Nunca me gustó demasiado la serie CSI (Crime Scene Investigation), una serie con millones de espectadores en todo el mundo. Y no sólo porque los científicos forenses que la protagonizan parecen infalibles robots que obtienen un resultado de ADN de un bloque para el otro, para no hablar de que a veces utilizan tecnología que aún no existe. El motivo no son estas licencias típicas de show televisivo. El problema es la construcción de la realidad que realiza.

Desvelado, anoche ví un capítulo de CSI Nueva York (porque además de la original que transcurre en Las Vegas, hay franquicias en Miami y Nueva York).

Rápido resumen del caso: un chico clase media (Nick) vuelve caminando a su casa después de la escuela junto a su hermano menor Sam y lo balean en un callejón. Queda en terapia intensiva y el único testigo, el hermano menor, apunta las sospechas hacia un joven con antecedentes que suele merodear por la zona, al que acusa de atacarlos para robar un reloj que su padre le había regalado poco antes de morir.

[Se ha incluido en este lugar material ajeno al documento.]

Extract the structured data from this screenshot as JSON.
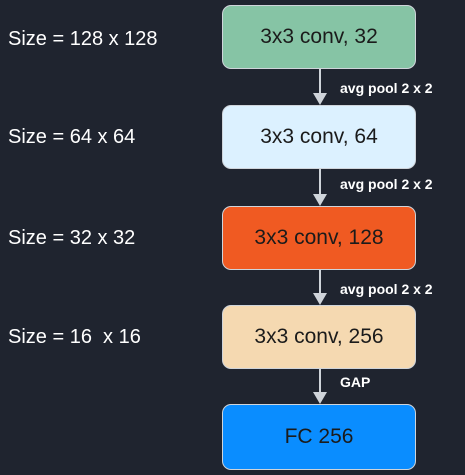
{
  "sizes": [
    "Size = 128 x 128",
    "Size = 64 x 64",
    "Size = 32 x 32",
    "Size = 16  x 16"
  ],
  "blocks": [
    {
      "label": "3x3 conv, 32",
      "color": "#86c4a5"
    },
    {
      "label": "3x3 conv, 64",
      "color": "#dcf1ff"
    },
    {
      "label": "3x3 conv, 128",
      "color": "#f05a22"
    },
    {
      "label": "3x3 conv, 256",
      "color": "#f5d9b1"
    },
    {
      "label": "FC 256",
      "color": "#0a8dff"
    }
  ],
  "ops": [
    "avg pool 2 x 2",
    "avg pool 2 x 2",
    "avg pool 2 x 2",
    "GAP"
  ]
}
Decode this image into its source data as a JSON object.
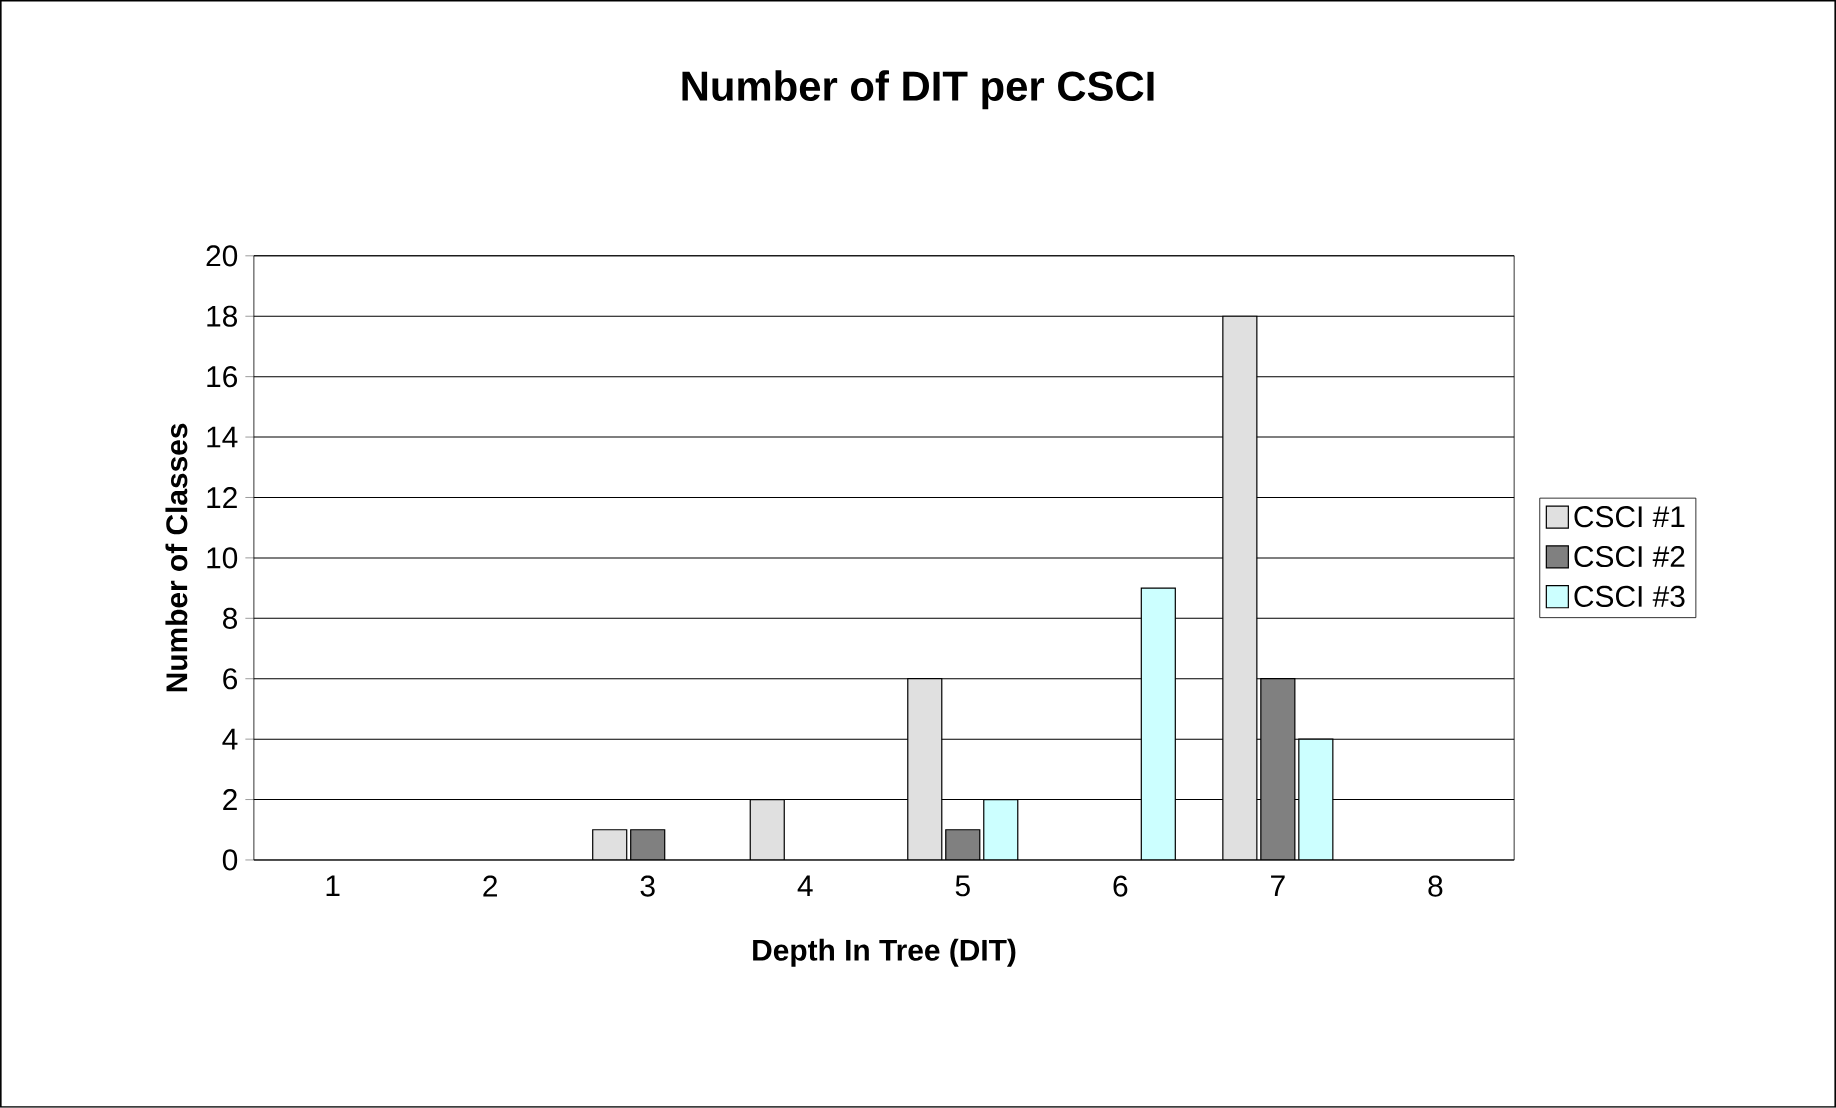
{
  "chart_data": {
    "type": "bar",
    "title": "Number of DIT per CSCI",
    "xlabel": "Depth In Tree (DIT)",
    "ylabel": "Number of Classes",
    "categories": [
      "1",
      "2",
      "3",
      "4",
      "5",
      "6",
      "7",
      "8"
    ],
    "series": [
      {
        "name": "CSCI #1",
        "color": "#e0e0e0",
        "values": [
          0,
          0,
          1,
          2,
          6,
          0,
          18,
          0
        ]
      },
      {
        "name": "CSCI #2",
        "color": "#808080",
        "values": [
          0,
          0,
          1,
          0,
          1,
          0,
          6,
          0
        ]
      },
      {
        "name": "CSCI #3",
        "color": "#ccffff",
        "values": [
          0,
          0,
          0,
          0,
          2,
          9,
          4,
          0
        ]
      }
    ],
    "ylim": [
      0,
      20
    ],
    "yticks": [
      0,
      2,
      4,
      6,
      8,
      10,
      12,
      14,
      16,
      18,
      20
    ],
    "grid": "y",
    "legend": "right"
  }
}
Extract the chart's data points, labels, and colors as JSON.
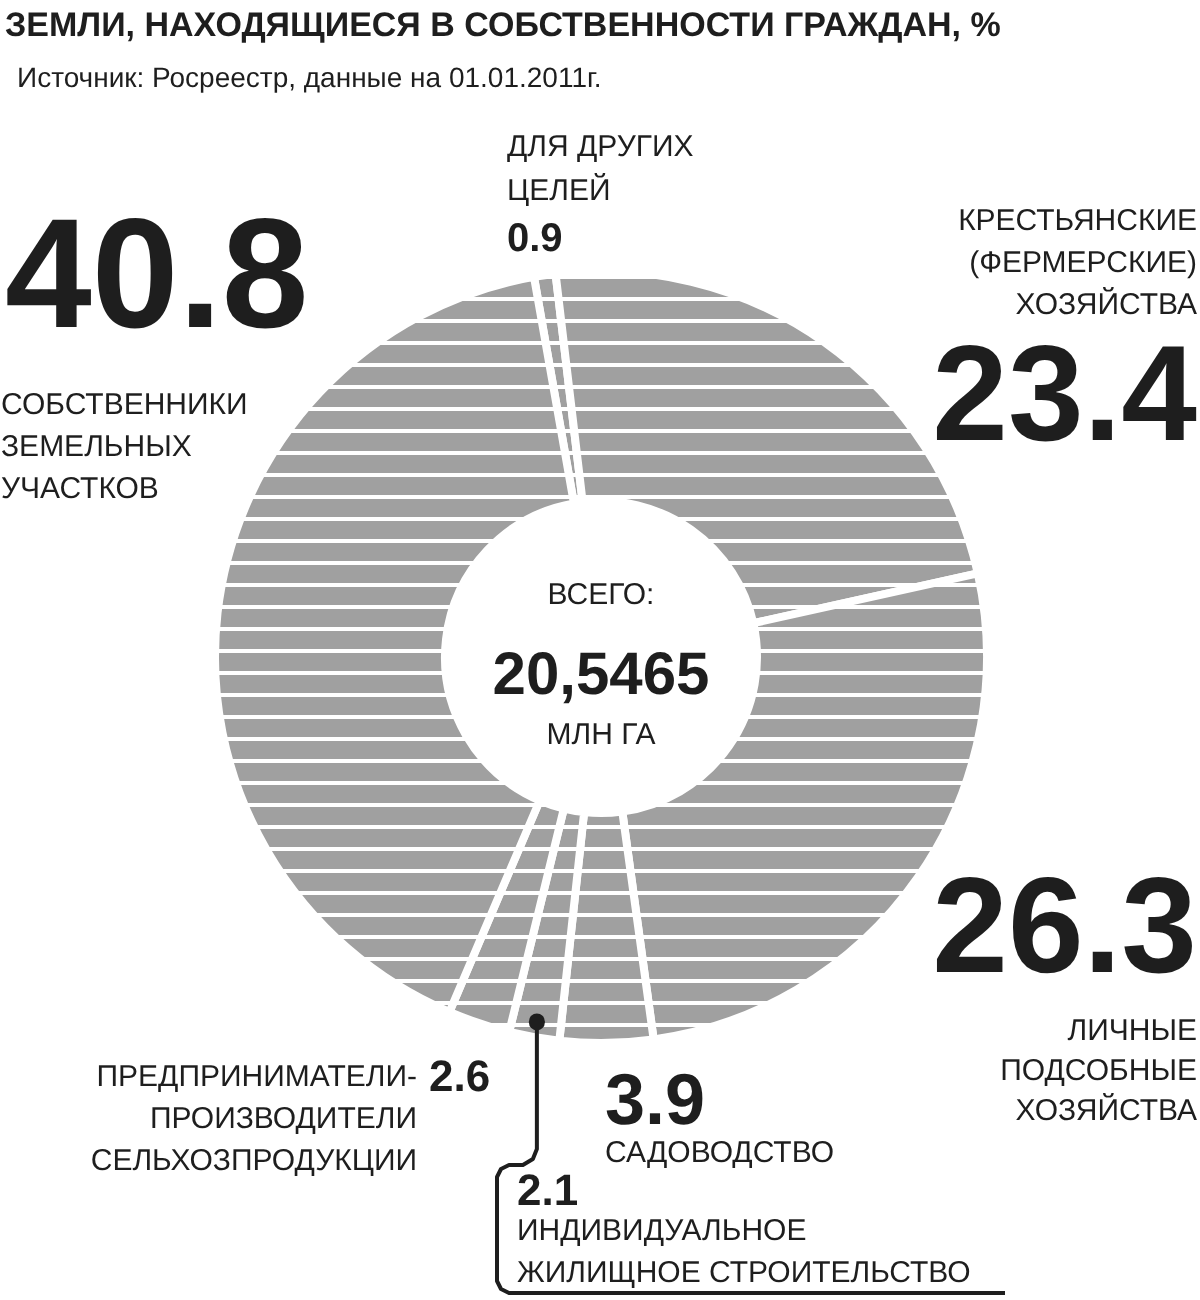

Con la cuota de dramatismo cubierta, los investigadores no tardan en detener al presunto autor. Es un muchacho sombrío (al contrario de la luminosidad que rodea a las víctimas) que admite haber robado el reloj, pero niega haber efectuado el disparo.

Los forenses no tiene pruebas para acusarlo (Sam ni siquiera lo reconoce en rueda de personas), pero no se privan de llamarlo “pedazo de porquería”.

En el último bloque, como suele suceder, se descubre la verdad. Minutos antes de ser baleado, Nick y su hermano habían asaltado un banco y quien le pegó el tiro fue un joven, con antecedentes por supuesto, que le robó el botín (combinación de modalidades delictivas: salidera con la llamada mejicaneada, para ofensa de los nativos en ese país). El reloj, en verdad, se lo habían sustraído dos días antes (detalle que el guión nos ocultó hasta este momento).

Un dato clave es que Nick y Sam robaron exactamente 933 dólares, el importe que su madre debía pagar en concepto de alquiler y que no tenía disponible.

En el último minuto de la serie se nos informa que el banco no presentará cargos en contra de los hermanos, y vemos a uno de los policías que participó de la investigación (el mismo que fue engañado por el hermano menor de Nick con sus pistas falsas) acompañando a la familia en la sala de terapia intensiva. “Han sufrido demasiado”, dice con cara de circunstancia.

El joven que baleó a Nick tuvo peor suerte: murió atropellado por un colectivo cuando escapaba de los policías que fueron a detenerlo. El destino del primer sospechoso (el llamado “pedazo de porquería”) no merece ni un segundo más en la serie, de modo que lo desconocemos.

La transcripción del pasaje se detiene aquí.